8. The method of claim 1 wherein the nonlinear crystal is formed of multiple nonlinear crystals optically contacted in series to adjacent crystals to form a composite crystal.

9. A harmonic generator comprising a nonlinear crystal having a first inert crystal optically contacted to a first optically polished outer surface of the nonlinear crystal and a second inert crystal optically contacted to a second optically polished outer surface of the nonlinear crystal, with the first and second optically polished surfaces opposed to each other, thereby protecting the optically polished surfaces of the nonlinear crystal from water vapor.

10. The harmonic generator of claim 9 further including an anti- reflective coating on outer surfaces of each inert crystal opposite inner surfaces thereof which are optically contacted to the nonlinear crystal.

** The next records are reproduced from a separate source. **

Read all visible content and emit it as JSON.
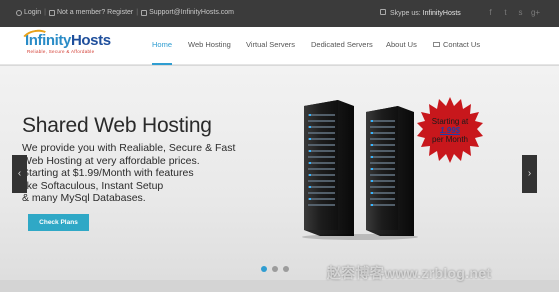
{
  "topbar": {
    "login": "Login",
    "not_member": "Not a member?",
    "register": "Register",
    "support_email": "Support@InfinityHosts.com",
    "skype_label": "Skype us:",
    "skype_name": "InfinityHosts",
    "social_icons": [
      "facebook-icon",
      "twitter-icon",
      "skype-icon",
      "google-plus-icon"
    ],
    "social_glyphs": [
      "f",
      "t",
      "s",
      "g+"
    ]
  },
  "logo": {
    "name_infinity": "Infinity",
    "name_hosts": "Hosts",
    "tagline": "Reliable, Secure & Affordable"
  },
  "nav": [
    {
      "label": "Home",
      "active": true
    },
    {
      "label": "Web Hosting",
      "active": false
    },
    {
      "label": "Virtual Servers",
      "active": false
    },
    {
      "label": "Dedicated Servers",
      "active": false
    },
    {
      "label": "About Us",
      "active": false
    },
    {
      "label": "Contact Us",
      "active": false
    }
  ],
  "hero": {
    "title": "Shared Web Hosting",
    "description_lines": [
      "We provide you with Realiable, Secure & Fast",
      "Web Hosting at very affordable prices.",
      "Starting at $1.99/Month with features",
      "like Softaculous, Instant Setup",
      "& many MySql Databases."
    ],
    "cta_label": "Check Plans",
    "badge_line1": "Starting at",
    "badge_price": "1.99$",
    "badge_line3": "per Month",
    "prev_glyph": "‹",
    "next_glyph": "›"
  },
  "carousel": {
    "slide_count": 3,
    "active_index": 0
  },
  "watermark": "赵容博客www.zrblog.net",
  "colors": {
    "accent": "#2f9dd1",
    "cta": "#2fa8c6",
    "badge_red": "#c8171c",
    "topbar_bg": "#3b3b3b"
  }
}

11. The harmonic generator of claim 10 wherein the anti-reflection coating is a dielectric material.

12. The harmonic generator of claim 9 wherein the nonlinear crystal is selected from the group consisting of potassium titanyl phosphate, beta barium borate, lithium triborate, cesium lithium borate, potassium niobate and lithium niobate.

13. The harmonic generator of claim 9 wherein the inert crystals are selected from the group consisting of fused silica, optical glass and undoped neodymium yttrium-aluminum-garnet.

14. The harmonic generator of claim 10 further including an index matching layer between the inner surfaces of the inert crystals and the outer surfaces of the nonlinear material, thereby reducing reflections at the optically contacted interfaces thereof.

15. The harmonic generator of claim 9 wherein the nonlinear crystal is formed of multiple nonlinear crystals optically contacted in series to adjacent crystals to form a composite crystal.

16. The harmonic generator of claim 15 wherein the each nonlinear crystal has its crystallographic axis rotated by 90 degrees with respect to an adjacent crystal.